Паровоз продолжал медленно заворачивать по дамбе. Направо — на юг — на холме по-над Доном находился большой кожевенный завод. Там с нынешнего дня шла горячая работа, — разбирали постройки, доски и бревна сносили на берег, вязали плоты. На эту работу были брошены все свободные руки.

Шестьдесят эшелонов стояли уже между станцией Чир и хутором Рычковым. План перехода от Морозовской до Дона осуществился скорее, чем ожидали. Казаки, боясь конницы Щаденко, двигавшейся слева от полотна, и пехотных отрядов, двигавшихся справа, не решались подходить близко к эшелонам. Был только один кровавый налет на станцию Суровикино, где стоял в тот день санитарный поезд с больными и ранеными. За разгром его, за убийство нескольких сот человек казаки тут же были разгромлены подоспевшим бронепоездом. Это отбило у них охоту приближаться к полотну.

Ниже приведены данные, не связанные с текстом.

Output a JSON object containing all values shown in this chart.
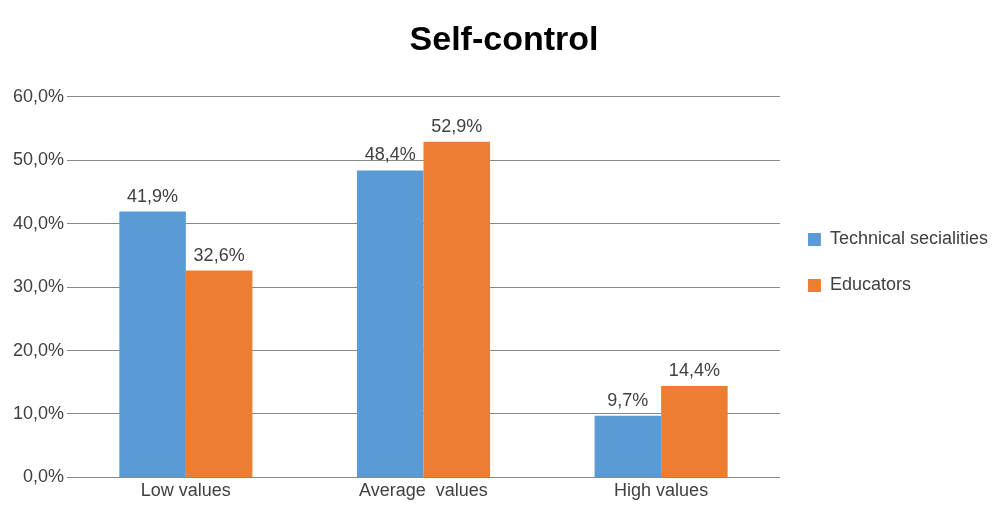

Перед Доном 5-я армия, оберегая эшелоны, расположилась выгнутой крутой дугой — с радиусом до пятнадцати верст: на западе центр ее занимал окопы на Лисинских высотах,[4] левый фланг тянулся по речке Чир и по волнистой равнине перед станицей Нижнечирской, правый упирался у самого Дона в подножье Рачковой горы.

Окружение Нижнечирской не удалось. В горячих боях казаки потеснили фланг 5-й, покуда она не заняла эти позиции. Начались ежедневные затяжные бои. Противник накоплял силы, стреляя «скучными» снарядами, понимая, что эшелоны здесь засели прочно перед взорванным мостом.

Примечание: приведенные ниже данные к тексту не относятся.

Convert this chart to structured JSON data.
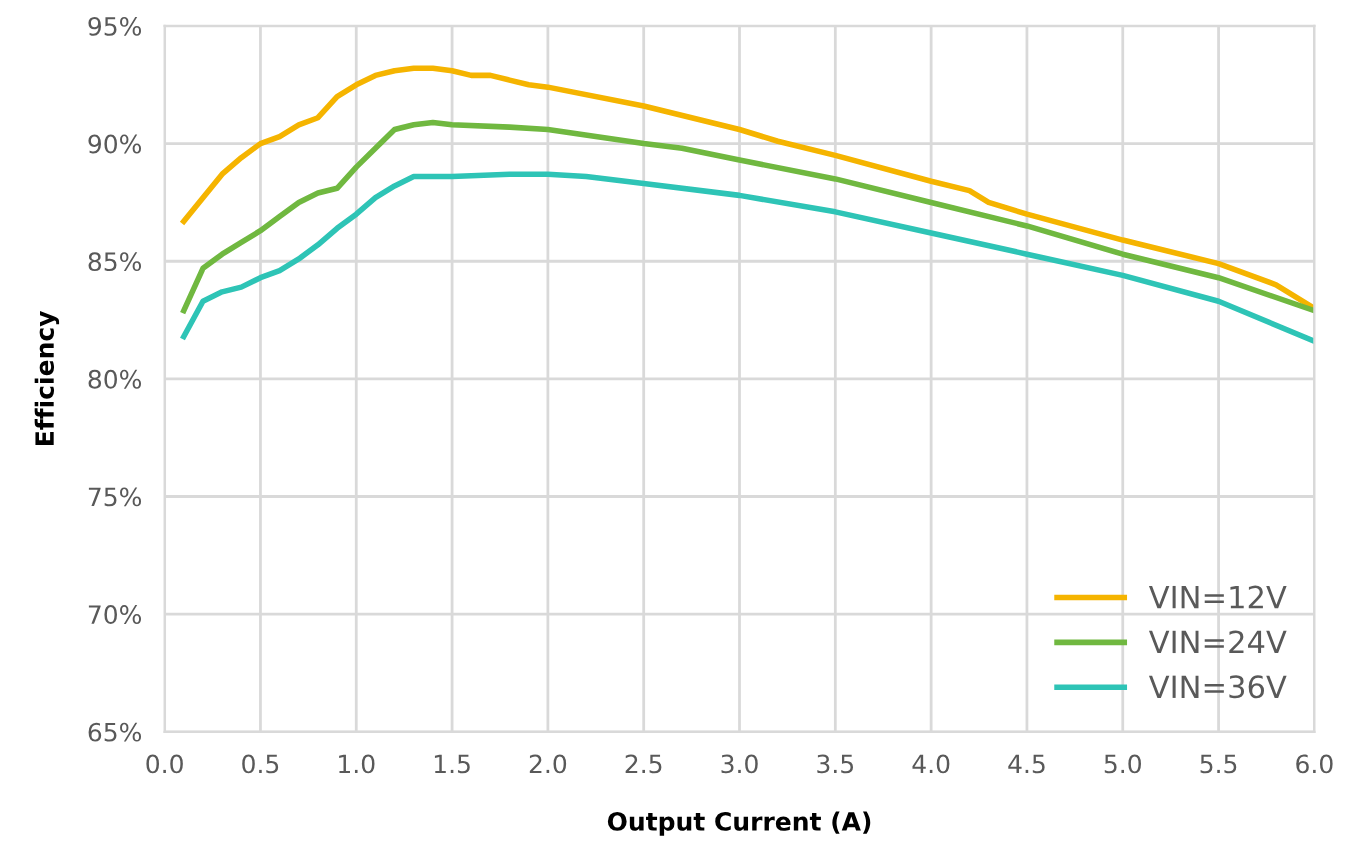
{
  "chart_data": {
    "type": "line",
    "xlabel": "Output Current (A)",
    "ylabel": "Efficiency",
    "xlim": [
      0,
      6
    ],
    "ylim": [
      65,
      95
    ],
    "xticks": [
      {
        "value": 0,
        "label": "0.0"
      },
      {
        "value": 0.5,
        "label": "0.5"
      },
      {
        "value": 1,
        "label": "1.0"
      },
      {
        "value": 1.5,
        "label": "1.5"
      },
      {
        "value": 2,
        "label": "2.0"
      },
      {
        "value": 2.5,
        "label": "2.5"
      },
      {
        "value": 3,
        "label": "3.0"
      },
      {
        "value": 3.5,
        "label": "3.5"
      },
      {
        "value": 4,
        "label": "4.0"
      },
      {
        "value": 4.5,
        "label": "4.5"
      },
      {
        "value": 5,
        "label": "5.0"
      },
      {
        "value": 5.5,
        "label": "5.5"
      },
      {
        "value": 6,
        "label": "6.0"
      }
    ],
    "yticks": [
      {
        "value": 65,
        "label": "65%"
      },
      {
        "value": 70,
        "label": "70%"
      },
      {
        "value": 75,
        "label": "75%"
      },
      {
        "value": 80,
        "label": "80%"
      },
      {
        "value": 85,
        "label": "85%"
      },
      {
        "value": 90,
        "label": "90%"
      },
      {
        "value": 95,
        "label": "95%"
      }
    ],
    "grid": true,
    "legend": "bottom right",
    "marker": "none",
    "line_style": "solid",
    "series": [
      {
        "name": "VIN=12V",
        "color": "#f5b400",
        "x": [
          0.1,
          0.2,
          0.3,
          0.4,
          0.5,
          0.6,
          0.7,
          0.8,
          0.9,
          1.0,
          1.1,
          1.2,
          1.3,
          1.4,
          1.5,
          1.6,
          1.7,
          1.8,
          1.9,
          2.0,
          2.5,
          3.0,
          3.2,
          3.5,
          4.0,
          4.2,
          4.3,
          4.5,
          5.0,
          5.5,
          5.8,
          6.0
        ],
        "values": [
          86.7,
          87.7,
          88.7,
          89.4,
          90.0,
          90.3,
          90.8,
          91.1,
          92.0,
          92.5,
          92.9,
          93.1,
          93.2,
          93.2,
          93.1,
          92.9,
          92.9,
          92.7,
          92.5,
          92.4,
          91.6,
          90.6,
          90.1,
          89.5,
          88.4,
          88.0,
          87.5,
          87.0,
          85.9,
          84.9,
          84.0,
          83.0
        ]
      },
      {
        "name": "VIN=24V",
        "color": "#70b840",
        "x": [
          0.1,
          0.2,
          0.3,
          0.4,
          0.5,
          0.6,
          0.7,
          0.8,
          0.9,
          1.0,
          1.1,
          1.2,
          1.3,
          1.4,
          1.5,
          1.8,
          2.0,
          2.5,
          2.7,
          3.0,
          3.5,
          4.0,
          4.5,
          5.0,
          5.5,
          6.0
        ],
        "values": [
          82.9,
          84.7,
          85.3,
          85.8,
          86.3,
          86.9,
          87.5,
          87.9,
          88.1,
          89.0,
          89.8,
          90.6,
          90.8,
          90.9,
          90.8,
          90.7,
          90.6,
          90.0,
          89.8,
          89.3,
          88.5,
          87.5,
          86.5,
          85.3,
          84.3,
          82.9
        ]
      },
      {
        "name": "VIN=36V",
        "color": "#2ec4b6",
        "x": [
          0.1,
          0.2,
          0.3,
          0.4,
          0.5,
          0.6,
          0.7,
          0.8,
          0.9,
          1.0,
          1.1,
          1.2,
          1.3,
          1.4,
          1.5,
          1.8,
          2.0,
          2.2,
          2.5,
          3.0,
          3.5,
          4.0,
          4.5,
          5.0,
          5.5,
          6.0
        ],
        "values": [
          81.8,
          83.3,
          83.7,
          83.9,
          84.3,
          84.6,
          85.1,
          85.7,
          86.4,
          87.0,
          87.7,
          88.2,
          88.6,
          88.6,
          88.6,
          88.7,
          88.7,
          88.6,
          88.3,
          87.8,
          87.1,
          86.2,
          85.3,
          84.4,
          83.3,
          81.6
        ]
      }
    ]
  }
}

Паровоз теперь едва двигался. Показался Дон — еще в разливе, полноводный, озаренный закатом. Впереди виднелись пролеты железнодорожного моста. Паровоз остановился. С него соскочили Ворошилов, Бахвалов и Пархоменко с подвязанной рукой (раненный при атаке вокзала в Суровикине). Они прошли по полотну еще шагов с полсотни. Тянуло сыростью. Отчаянно звенели комары. Здесь полотно круто обрывалось, и торчали загнутые концы рельсов.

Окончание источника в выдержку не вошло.